Film Review: The Nutcracker and the Four Realms is a CGI Mess With an Earnest Heart

Disney's lavish re-staging of the classic ballet feels a lot like a re-gifted present

The Nutcracker and the Four Realms (Disney)

Directed by

  • Lasse Hallström, Joe Johnston


  • Mackenzie Foy
  • Keira Knightley
  • Helen Mirren

Release Year

  • 2018


  • PG

    The Pitch: Just in time for the holiday season (and the holiday box office returns), Disney transforms Tchaikovsky’s iconic Nutcracker ballet into a full-on fantasy action-adventure. The film opens in a lightly steampunk, colorblind-cast version of Victorian London, where young teenager Clara Stahlbaum (Interstellar’s Mackenzie Foy) spends her Christmas Eve investigating a mystery laid out by her recently deceased mother and her whimsical inventor godfather Drosselmeyer (Morgan Freeman). That soon leads her to the magical snowy land of the “Four Realms,” an ill-defined fantastical ecosystem that expands the original ballet’s Land of Sweets (here ruled by Keira Knightley’s baby-voiced Sugar Plum Fairy) into a Narnia-esque world made up of the essential elements of childhood: candy, flowers, snowflakes, and “amusements.” Sure. That last realm is ruled by the ominous Mother Ginger (Helen Mirren), who has declared war against the others. So Clara teams up with a loyal nutcracker soldier (Jayden Fowora-Knight) to right the kingdom’s wrongs and learn more about her mother’s own connection to the Four Realms.
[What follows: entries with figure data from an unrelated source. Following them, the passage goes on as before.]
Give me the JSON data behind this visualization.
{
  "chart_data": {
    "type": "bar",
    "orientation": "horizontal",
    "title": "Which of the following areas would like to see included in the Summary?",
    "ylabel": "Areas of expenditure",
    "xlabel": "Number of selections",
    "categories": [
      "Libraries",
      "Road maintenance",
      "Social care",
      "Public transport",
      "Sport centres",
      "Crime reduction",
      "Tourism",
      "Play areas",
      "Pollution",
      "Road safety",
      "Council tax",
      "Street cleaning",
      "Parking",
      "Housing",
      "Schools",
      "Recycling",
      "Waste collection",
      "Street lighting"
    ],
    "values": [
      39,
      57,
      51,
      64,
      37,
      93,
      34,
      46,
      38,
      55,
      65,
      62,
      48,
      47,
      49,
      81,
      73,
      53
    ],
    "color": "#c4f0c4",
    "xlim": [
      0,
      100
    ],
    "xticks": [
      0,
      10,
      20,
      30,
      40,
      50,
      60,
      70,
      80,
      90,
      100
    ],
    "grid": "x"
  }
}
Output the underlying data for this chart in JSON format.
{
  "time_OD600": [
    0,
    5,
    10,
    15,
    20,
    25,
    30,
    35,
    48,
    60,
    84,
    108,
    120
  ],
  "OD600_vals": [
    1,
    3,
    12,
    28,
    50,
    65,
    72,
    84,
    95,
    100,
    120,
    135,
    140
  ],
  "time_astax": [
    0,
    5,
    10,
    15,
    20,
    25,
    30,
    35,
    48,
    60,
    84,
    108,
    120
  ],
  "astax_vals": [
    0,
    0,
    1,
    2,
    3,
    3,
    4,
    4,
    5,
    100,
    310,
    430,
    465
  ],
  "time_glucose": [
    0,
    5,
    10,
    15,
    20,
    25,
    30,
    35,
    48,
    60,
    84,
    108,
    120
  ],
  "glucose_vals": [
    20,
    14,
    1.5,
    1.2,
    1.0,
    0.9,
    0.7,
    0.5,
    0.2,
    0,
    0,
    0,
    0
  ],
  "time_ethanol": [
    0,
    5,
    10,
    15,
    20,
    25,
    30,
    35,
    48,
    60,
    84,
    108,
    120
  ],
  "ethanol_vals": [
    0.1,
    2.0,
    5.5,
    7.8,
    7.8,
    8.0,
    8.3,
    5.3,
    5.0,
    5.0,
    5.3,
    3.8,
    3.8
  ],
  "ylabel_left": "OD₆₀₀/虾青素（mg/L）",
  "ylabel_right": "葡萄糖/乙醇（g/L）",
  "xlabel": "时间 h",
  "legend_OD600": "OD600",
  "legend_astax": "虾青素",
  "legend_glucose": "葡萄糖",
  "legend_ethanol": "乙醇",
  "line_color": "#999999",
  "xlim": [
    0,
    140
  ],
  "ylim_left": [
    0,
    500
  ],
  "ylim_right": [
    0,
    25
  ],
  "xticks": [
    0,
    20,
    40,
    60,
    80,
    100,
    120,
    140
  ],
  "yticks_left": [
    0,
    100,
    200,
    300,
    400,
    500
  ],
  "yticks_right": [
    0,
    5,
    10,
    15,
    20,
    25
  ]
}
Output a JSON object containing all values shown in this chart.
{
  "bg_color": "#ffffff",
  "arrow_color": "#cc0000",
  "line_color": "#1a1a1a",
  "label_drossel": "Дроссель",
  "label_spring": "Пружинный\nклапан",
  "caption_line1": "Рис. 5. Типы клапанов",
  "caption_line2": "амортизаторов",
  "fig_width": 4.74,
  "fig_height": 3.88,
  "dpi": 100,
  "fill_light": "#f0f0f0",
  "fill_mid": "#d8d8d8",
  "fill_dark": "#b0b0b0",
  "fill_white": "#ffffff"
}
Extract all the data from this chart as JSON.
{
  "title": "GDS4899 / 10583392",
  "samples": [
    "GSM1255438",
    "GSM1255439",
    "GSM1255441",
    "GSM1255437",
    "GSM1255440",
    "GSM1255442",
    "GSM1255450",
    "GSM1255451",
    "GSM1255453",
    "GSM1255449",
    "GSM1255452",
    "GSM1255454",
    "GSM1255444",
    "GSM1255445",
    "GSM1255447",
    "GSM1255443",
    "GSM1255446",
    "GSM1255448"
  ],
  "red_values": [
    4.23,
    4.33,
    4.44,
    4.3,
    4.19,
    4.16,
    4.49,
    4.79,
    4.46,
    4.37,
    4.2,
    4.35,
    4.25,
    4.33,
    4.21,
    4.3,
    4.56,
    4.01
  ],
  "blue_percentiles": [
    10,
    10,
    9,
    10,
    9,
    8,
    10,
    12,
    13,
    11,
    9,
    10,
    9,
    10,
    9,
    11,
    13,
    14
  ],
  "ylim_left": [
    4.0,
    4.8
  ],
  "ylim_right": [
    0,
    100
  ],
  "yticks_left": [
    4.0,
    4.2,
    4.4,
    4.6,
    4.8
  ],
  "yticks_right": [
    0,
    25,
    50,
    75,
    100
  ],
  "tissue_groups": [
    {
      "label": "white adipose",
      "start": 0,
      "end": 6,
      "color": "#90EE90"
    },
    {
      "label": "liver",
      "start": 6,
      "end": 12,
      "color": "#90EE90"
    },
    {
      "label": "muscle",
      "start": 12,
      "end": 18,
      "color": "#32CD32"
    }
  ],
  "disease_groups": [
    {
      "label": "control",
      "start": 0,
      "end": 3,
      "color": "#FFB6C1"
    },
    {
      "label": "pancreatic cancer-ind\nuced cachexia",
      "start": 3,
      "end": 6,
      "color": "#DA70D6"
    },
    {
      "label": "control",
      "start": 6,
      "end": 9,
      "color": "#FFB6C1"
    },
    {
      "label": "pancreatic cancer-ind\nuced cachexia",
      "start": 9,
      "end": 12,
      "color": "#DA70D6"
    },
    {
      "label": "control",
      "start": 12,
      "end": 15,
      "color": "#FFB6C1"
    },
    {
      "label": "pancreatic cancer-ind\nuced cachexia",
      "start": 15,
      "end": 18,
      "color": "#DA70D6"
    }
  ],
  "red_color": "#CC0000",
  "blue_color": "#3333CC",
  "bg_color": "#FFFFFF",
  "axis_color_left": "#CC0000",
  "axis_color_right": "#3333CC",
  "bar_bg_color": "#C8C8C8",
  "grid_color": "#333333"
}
    Holding out for a Hero: In a cinematic landscape where the term “strong female characters” is often taken far too literally, Clara joins a welcome subgenre of female adventure heroes whose strengths lie in something beyond their fists. This version of Clara is a tinkerer and inventor who relies on her knowledge of the laws of physics to help her out of a jam. More so than that, however, she’s just an everywoman bravely forging her own path in an overwhelming new world. Like Meg Murry in Disney’s recent A Wrinkle In Time, Clara is the sort of character archetype of which young boys have many (just watch any action-adventure movie from the 1980s) and young girls have far fewer.

    Christmas Mourning: At its best, The Nutcracker and the Four Realms grounds it fantastical elements in a moving portrait of grief. In bookending real-world scenes, Matthew Macfadyen turns in the film’s best performance as Clara’s mournful father, a man desperate to hide his sadness behind a veneer of normalcy, something Clara mistakes for simply being unfeeling. Like Peter Pan or The Wizard of Oz, The Nutcracker and the Four Realms occasionally hints at becoming the sort of story where issues from the real world spill over into the fantasy one, especially once it turns out the death of Clara’s mother has emotional ramifications within the Four Realms as well. Unfortunately, the film gets too caught up in the tedious plot machinations of its garish CGI fantasy world to fully commit to that idea.


    The Verdict: There’s no doubt that The Nutcracker and the Four Realms has its heart in the right place. It incorporates Tchaikovsky’s music and elements of ballet storytelling (led by American Ballet Theatre superstar Misty Copeland) in a way that’s clearly decided to introduce those classic artforms to a new generation of kids. The film’s no-nonsense approach to diversity is welcome, as is the fact that it centers on a mother/daughter relationship (a rarity in blockbuster storytelling). Yet the further the film moves into its Four Realms plotting, the more hollow it starts to feel. Compelling visual flourishes — like the film’s stunning costume and makeup design, or a genuinely terrifying take on the “Mouse King” — get lost in an overcrowded landscape of poorly rendered, candy-colored CGI.

    The film prioritizes quest mechanics over character development to the point where it’s hard to tell why any of its characters do the things they do. The nutcracker soldier mostly seems to stick around because he’s featured in the title. Neither Foy nor Fowora-Knight ever seem entirely comfortable acting in this largely computer generated world. Knightley, meanwhile, fully commits to her portrayal of the Sugar Plum Fairy as part giddy Glinda the Good Witch, part vapid Marie Antoinette. Yet that intense level of commitment winds up feeling out of place when her co-stars are giving her so little to work with.

    For a film that looks this wacky, it’s a shame that The Nutcracker and the Four Realms is ultimately pretty boring. As a family film that skews towards a younger audience, it will perhaps prove to be a magical cinematic experience for children to which this sort of thing is brand new. For adults who’ve already seen The Chronicles of Narnia movies or Tim Burton’s Alice In Wonderland, however, The Nutcracker and the Four Realms feels more like a re-gifted Christmas present.


    Where’s it Playing?: The Nutcracker and the Four Realms opens on November 2nd. It’s Disney’s big holiday extravaganza, so expect it to be playing everywhere.